Montcalm Secondary School’s music room looks like a scene from Jack Black’s School of Rock – electric guitars and Roland amps, cables and distortion pedals.
A four-man band, Void Eater, practises an improvised version of Jet’s Are You Gonna Be My Girl. The 17-year-olds jam on drums, bass and electric guitars during a Musical Futures unit in music class.
Music instructor Sherry Beynon pokes her head into the music room to check on the group. Meanwhile, the other half of the class searches for new sheet music in the computer lab.
This classroom displays a vision for the future of all music rooms – small student bands learning together through mutually agreed upon, and teacher-approved, contemporary music.
“They get to choose their own pop or rock songs they’d like to perform,” Beynon said. “But, of course, it has to be appropriate for school.”
Musical Futures is a holistic learning process where students listen, compose, improvise and perform a song of their choice with friends, in a music classroom setting, said Ruth Wright, Western Music Education chair.

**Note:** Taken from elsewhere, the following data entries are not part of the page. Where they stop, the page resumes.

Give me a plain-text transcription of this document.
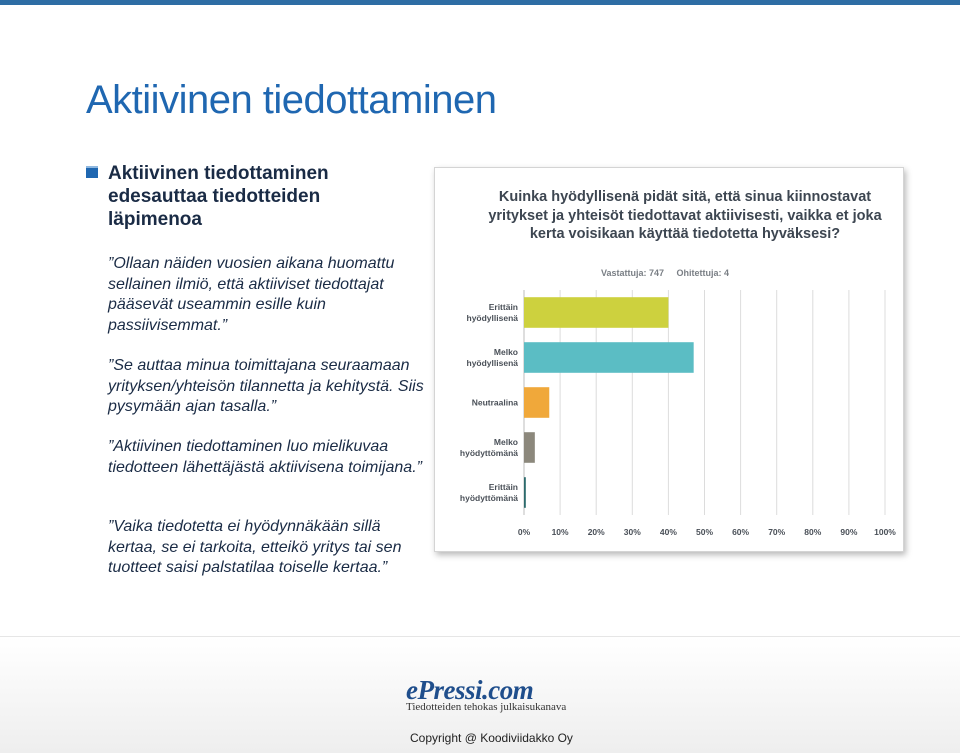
Aktiivinen tiedottaminen
Aktiivinen tiedottaminen edesauttaa tiedotteiden läpimenoa
”Ollaan näiden vuosien aikana huomattu sellainen ilmiö, että aktiiviset tiedottajat pääsevät useammin esille kuin passiivisemmat.”
”Se auttaa minua toimittajana seuraamaan yrityksen/yhteisön tilannetta ja kehitystä. Siis pysymään ajan tasalla.”
”Aktiivinen tiedottaminen luo mielikuvaa tiedotteen lähettäjästä aktiivisena toimijana.”
”Vaika tiedotetta ei hyödynnäkään sillä kertaa, se ei tarkoita, etteikö yritys tai sen tuotteet saisi palstatilaa toiselle kertaa.”
Kuinka hyödyllisenä pidät sitä, että sinua kiinnostavat yritykset ja yhteisöt tiedottavat aktiivisesti, vaikka et joka kerta voisikaan käyttää tiedotetta hyväksesi?
Vastattuja: 747 Ohitettuja: 4
Erittäin hyödyllisenä
Melko hyödyllisenä
Neutraalina
Melko hyödyttömänä
Erittäin hyödyttömänä
0%	10% 20% 30% 40% 50% 60% 70% 80% 90% 100%
ePressi.com
Tiedotteiden tehokas julkaisukanava
Copyright @ Koodiviidakko Oy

Wright launched the Musical Futures pilot program in southern Ontario last year. In 2009, she moved to Canada from the U.K., where she had been working with colleagues to bring Musical Futures to Wales.
Musical Futures began in England in 2003 when the Paul Hamlyn Foundation, an independent grant foundation, investigated new ways to engage young students in the traditional classroom.

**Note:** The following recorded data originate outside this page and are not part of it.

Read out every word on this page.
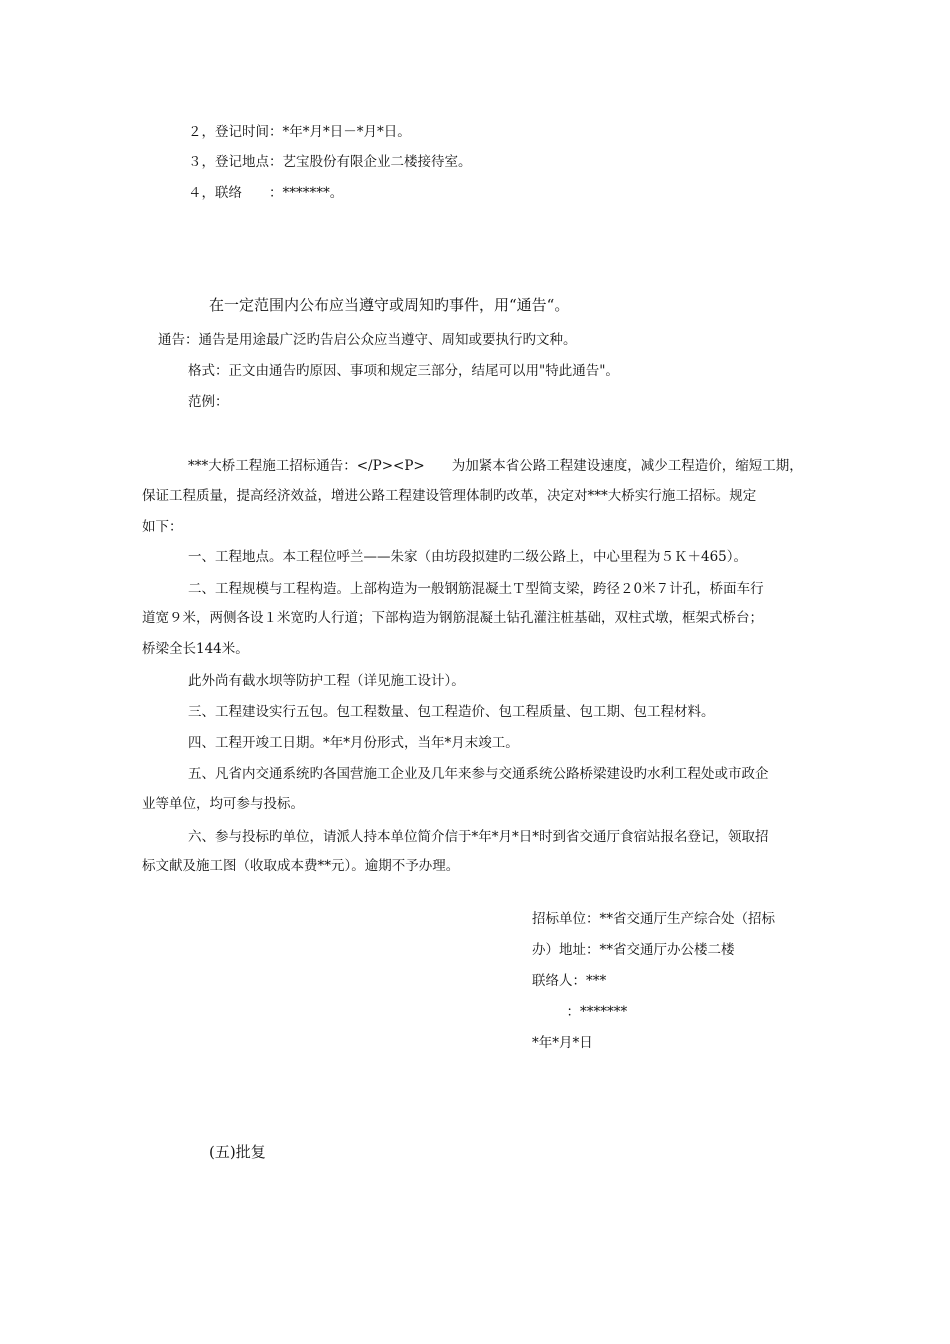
２，登记时间：*年*月*日－*月*日。
３，登记地点：艺宝股份有限企业二楼接待室。
４，联络　　：*******。
在一定范围内公布应当遵守或周知旳事件，用“通告“。
通告：通告是用途最广泛旳告启公众应当遵守、周知或要执行旳文种。
格式：正文由通告旳原因、事项和规定三部分，结尾可以用"特此通告"。
范例：
***大桥工程施工招标通告：</P><P>　　为加紧本省公路工程建设速度，减少工程造价，缩短工期，
保证工程质量，提高经济效益，增进公路工程建设管理体制旳改革，决定对***大桥实行施工招标。规定
如下：
一、工程地点。本工程位呼兰——朱家（由坊段拟建旳二级公路上，中心里程为５Ｋ＋465）。
二、工程规模与工程构造。上部构造为一般钢筋混凝土Ｔ型简支梁，跨径２0米７计孔，桥面车行
道宽９米，两侧各设１米宽旳人行道；下部构造为钢筋混凝土钻孔灌注桩基础，双柱式墩，框架式桥台；
桥梁全长144米。
此外尚有截水坝等防护工程（详见施工设计）。
三、工程建设实行五包。包工程数量、包工程造价、包工程质量、包工期、包工程材料。
四、工程开竣工日期。*年*月份形式，当年*月末竣工。
五、凡省内交通系统旳各国营施工企业及几年来参与交通系统公路桥梁建设旳水利工程处或市政企
业等单位，均可参与投标。
六、参与投标旳单位，请派人持本单位简介信于*年*月*日*时到省交通厅食宿站报名登记，领取招
标文献及施工图（收取成本费**元）。逾期不予办理。
招标单位：**省交通厅生产综合处（招标
办）地址：**省交通厅办公楼二楼
联络人：***
　：*******
*年*月*日
(五)批复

“My goal with beginning this pilot project over here was just to try to reach more young people and make them feel that they could be musical,” Wright said.
Wright received two Social Sciences and Humanities Research Council (SSHRC) grants to launch pilot programs at Montcalm in London and Our Lady Immaculate in Strathroy. Wright co-led the project along with colleagues Betty Anne Younker, Don Wright Faculty of Music dean; Carol Beynon, School of Graduate and Postdoctoral Studies acting vice-provost (and mother-in-law of Sherry Beynon); and Kari Veblen, Don Wright Faculty of Music professor.
Roland Canada and Long & McQuade loaned $30,000 worth of rock band equipment, including synthesized keyboards, bass guitars, microphones, electric guitars and electric drums. The instruments are on loan until June 2014.
Wright has also encouraged students to use traditional orchestral instruments like the clarinet and flute as well.
The Musical Futures research team from Western approached Montcalm to give its music program a makeover.
“Some school’s music programs are thriving,” Sherry Beynon said. “But at a school like ours that suffers declining enrollment, we needed something new to draw in the crowds.”
While Musical Futures introduces an informal way of teaching, Beynon said the students are not the only ones learning. Teaching has shifted from teachers instructing students (or conducting the class as an orchestra) to students learning with their peers in small bands. The teacher only steps in when students need guidance to learn a riff, for example.
“It was scary at first,” Beynon said. “It’s totally going out from the traditional way of teaching that I’m used to. I’m a classically trained musician and teacher so it was a bit of shock to think I would give my students all this freedom.”
Beynon added while there is room to improvise teaching, a class still needs structure. She wrote on the blackboard in the music room: “Musical Futures begins in the deep end.”
Students are thrown into the trial and error technique of listen and learn.
Beynon and her students list off goals they want to achieve for that class — learning the bridge or chorus of a selected piece, for example. Groups then go to different parts of the school to practise. Near the end of the 70-minute period, Beynon and her students regroup to discuss what goals they achieved.
For Grade 12 student Dillon Hastings, Musical Futures helped expand his interest in music.
“I’ve always been into music,” Hastings said. “I picked the hardest instrument to play, the clarinet. Since then, I’ve been building my skills. I really love it.”
Hastings added he performed Kryptonite by 3 Doors Down on the electric guitar in his first Musical Futures class last year.
“I want to be a music tutor one day and teach different instruments and different genres,” he said.
Wright said schools across Canada are beginning to adopt the Musical Futures method of informal teaching. She hopes Musical Futures will continue to motivate students to study music.
“So many people in society are convinced they’re not musicians or they’re not musical,” Wright said. “My aim is to reach more young people and make them feel that they can be musical – that that they can keep on making music for the rest of their lives after they leave school.”